Crédit Agricole reported first-quarter 2025 results on Wednesday that were in line with analysts' expectations, despite the impact of an exceptional corporate tax surtax.
The French lender, the country's second-largest by market capitalization, posted group net income down 4.2% year-on-year at €1.82 billion, closely matching the analyst consensus compiled by the group at €1.86 billion.
Net banking income (NBI) rose 6.6% year-on-year to a record €7.26 billion, also in line with the analyst consensus of €7.12 billion.
Crédit Agricole SA stated that its tax expense rose by 35.5% year-on-year to €827 million, citing a €123 million cost in the first quarter from the exceptional corporate tax surtax adopted in the 2025 draft finance bill, with a total estimated cost of €200 million for 2025.

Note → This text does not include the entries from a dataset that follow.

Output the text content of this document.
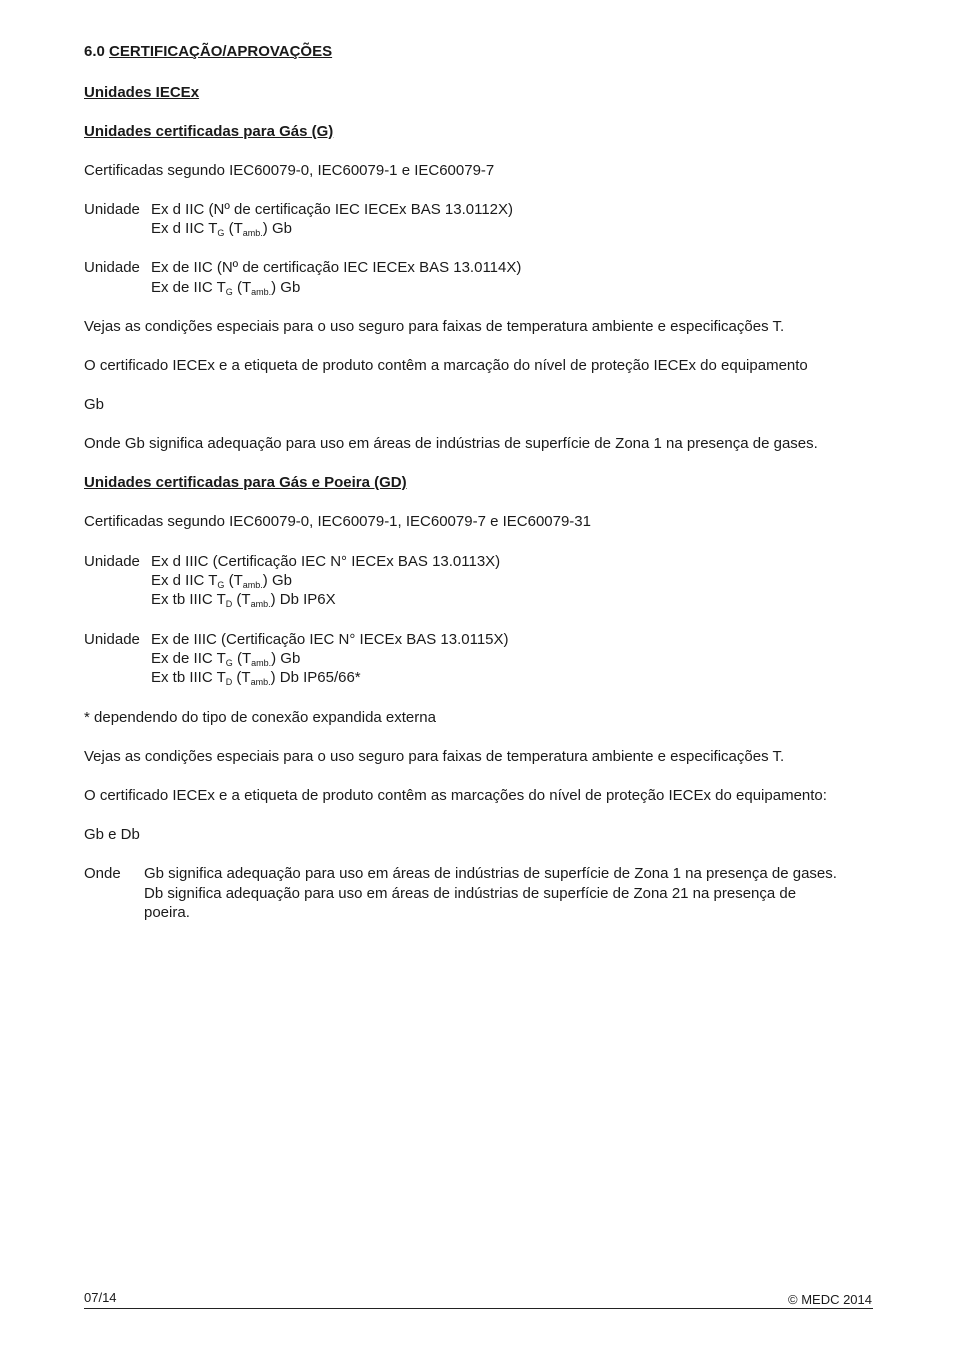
6.0 CERTIFICAÇÃO/APROVAÇÕES
Unidades IECEx
Unidades certificadas para Gás (G)
Certificadas segundo IEC60079-0, IEC60079-1 e IEC60079-7
Unidade Ex d IIC (Nº de certificação IEC IECEx BAS 13.0112X)
Ex d IIC $T_G$ $(T_{amb.})$ Gb
Unidade Ex de IIC (Nº de certificação IEC IECEx BAS 13.0114X)
Ex de IIC $T_G$ $(T_{amb.})$ Gb
Vejas as condições especiais para o uso seguro para faixas de temperatura ambiente e especificações T.
O certificado IECEx e a etiqueta de produto contêm a marcação do nível de proteção IECEx do equipamento
Gb
Onde Gb significa adequação para uso em áreas de indústrias de superfície de Zona 1 na presença de gases.
Unidades certificadas para Gás e Poeira (GD)
Certificadas segundo IEC60079-0, IEC60079-1, IEC60079-7 e IEC60079-31
Unidade Ex d IIIC (Certificação IEC N° IECEx BAS 13.0113X)
Ex d IIC $T_G$ $(T_{amb.})$ Gb
Ex tb IIIC $T_D$ $(T_{amb.})$ Db IP6X
Unidade Ex de IIIC (Certificação IEC N° IECEx BAS 13.0115X)
Ex de IIC $T_G$ $(T_{amb.})$ Gb
Ex tb IIIC $T_D$ $(T_{amb.})$ Db IP65/66*
* dependendo do tipo de conexão expandida externa
Vejas as condições especiais para o uso seguro para faixas de temperatura ambiente e especificações T.
O certificado IECEx e a etiqueta de produto contêm as marcações do nível de proteção IECEx do equipamento:
Gb e Db
Onde Gb significa adequação para uso em áreas de indústrias de superfície de Zona 1 na presença de gases.
Db significa adequação para uso em áreas de indústrias de superfície de Zona 21 na presença de
poeira.
07/14	© MEDC 2014
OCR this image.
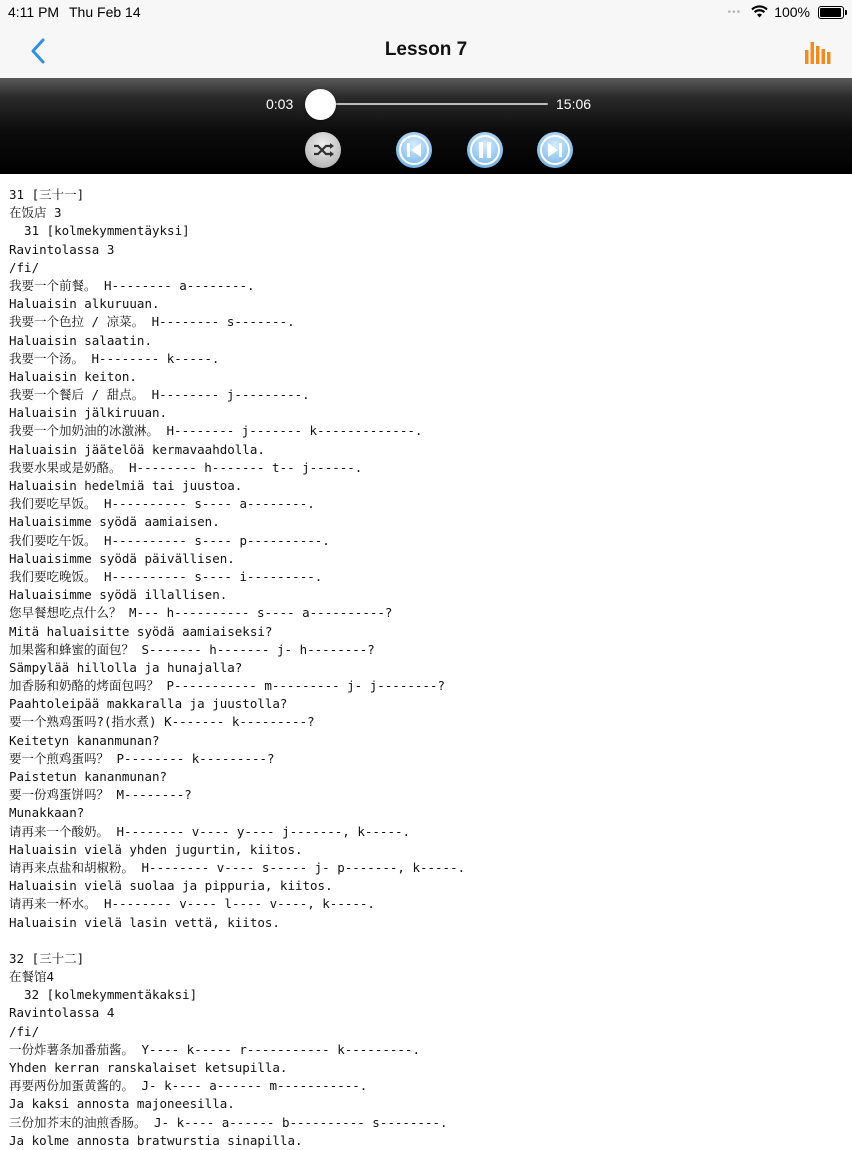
4:11 PM Thu Feb 14	••• 100%
Lesson 7
0:03	15:06
31 [三十一]
在饭店 3
31 [kolmekymmentäyksi]
Ravintolassa 3
/fi/
我要一个前餐。 H-------- a--------.
Haluaisin alkuruuan.
我要一个色拉 / 凉菜。 H-------- s-------.
Haluaisin salaatin.
我要一个汤。 H-------- k-----.
Haluaisin keiton.
我要一个餐后 / 甜点。 H-------- j---------.
Haluaisin jälkiruuan.
我要一个加奶油的冰激淋。 H-------- j------- k-------------.
Haluaisin jäätelöä kermavaahdolla.
我要水果或是奶酪。 H-------- h------- t-- j------.
Haluaisin hedelmiä tai juustoa.
我们要吃早饭。 H---------- s---- a--------.
Haluaisimme syödä aamiaisen.
我们要吃午饭。 H---------- s---- p----------.
Haluaisimme syödä päivällisen.
我们要吃晚饭。 H---------- s---- i---------.
Haluaisimme syödä illallisen.
您早餐想吃点什么？ M--- h---------- s---- a----------?
Mitä haluaisitte syödä aamiaiseksi?
加果酱和蜂蜜的面包？ S------- h------- j- h--------?
Sämpylää hillolla ja hunajalla?
加香肠和奶酪的烤面包吗？ P----------- m--------- j- j--------?
Paahtoleipää makkaralla ja juustolla?
要一个熟鸡蛋吗?(指水煮) K------- k---------?
Keitetyn kananmunan?
要一个煎鸡蛋吗？ P-------- k---------?
Paistetun kananmunan?
要一份鸡蛋饼吗？ M--------?
Munakkaan?
请再来一个酸奶。 H-------- v---- y---- j-------, k-----.
Haluaisin vielä yhden jugurtin, kiitos.
请再来点盐和胡椒粉。 H-------- v---- s----- j- p-------, k-----.
Haluaisin vielä suolaa ja pippuria, kiitos.
请再来一杯水。 H-------- v---- l---- v----, k-----.
Haluaisin vielä lasin vettä, kiitos.
32 [三十二]
在餐馆4
32 [kolmekymmentäkaksi]
Ravintolassa 4
/fi/
一份炸薯条加番茄酱。 Y---- k----- r----------- k---------.
Yhden kerran ranskalaiset ketsupilla.
再要两份加蛋黄酱的。 J- k---- a------ m-----------.
Ja kaksi annosta majoneesilla.
三份加芥末的油煎香肠。 J- k---- a------ b---------- s--------.
Ja kolme annosta bratwurstia sinapilla.
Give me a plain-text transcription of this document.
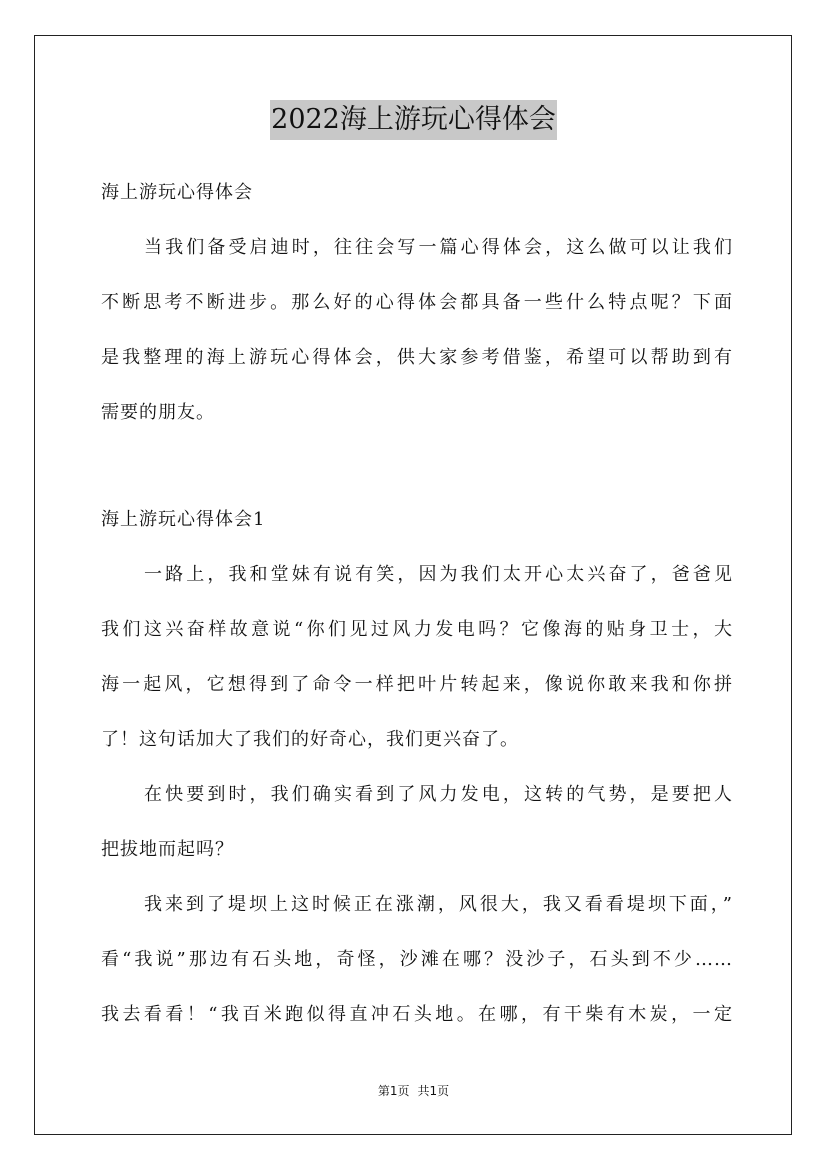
2022海上游玩心得体会
海上游玩心得体会
当我们备受启迪时，往往会写一篇心得体会，这么做可以让我们
不断思考不断进步。那么好的心得体会都具备一些什么特点呢？下面
是我整理的海上游玩心得体会，供大家参考借鉴，希望可以帮助到有
需要的朋友。
海上游玩心得体会1
一路上，我和堂妹有说有笑，因为我们太开心太兴奋了，爸爸见
我们这兴奋样故意说“你们见过风力发电吗？它像海的贴身卫士，大
海一起风，它想得到了命令一样把叶片转起来，像说你敢来我和你拼
了！这句话加大了我们的好奇心，我们更兴奋了。
在快要到时，我们确实看到了风力发电，这转的气势，是要把人
把拔地而起吗？
我来到了堤坝上这时候正在涨潮，风很大，我又看看堤坝下面，”
看“我说”那边有石头地，奇怪，沙滩在哪？没沙子，石头到不少……
我去看看！“我百米跑似得直冲石头地。在哪，有干柴有木炭，一定
第1页 共1页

The NBI from the corporate and investment banking division climbed 7.3% year-on-year to a record €1.89 billion, while group net income for the segment fell 0.5% to €648 million, weighed down by the exceptional tax as well as a 7.5% increase in operating expenses to €992 million.
Overall, the NBI for the large clients division rose 6.3% to €2.41 billion, with group net income stable at €723 million.
The asset management and insurance division reported a 15% year-on-year increase in NBI to €2.06 billion, with pre-tax income up 8.2% to €1.14 billion. However, group net income for the division declined by 5% to €680 million.
Retail banking in France saw its NBI grow by 1% to €963 million, but net interest margin fell by 1.7%. Ultimately, group net income for the segment dropped 25.6% year-on-year to €129 million, weighed down by the exceptional surtax.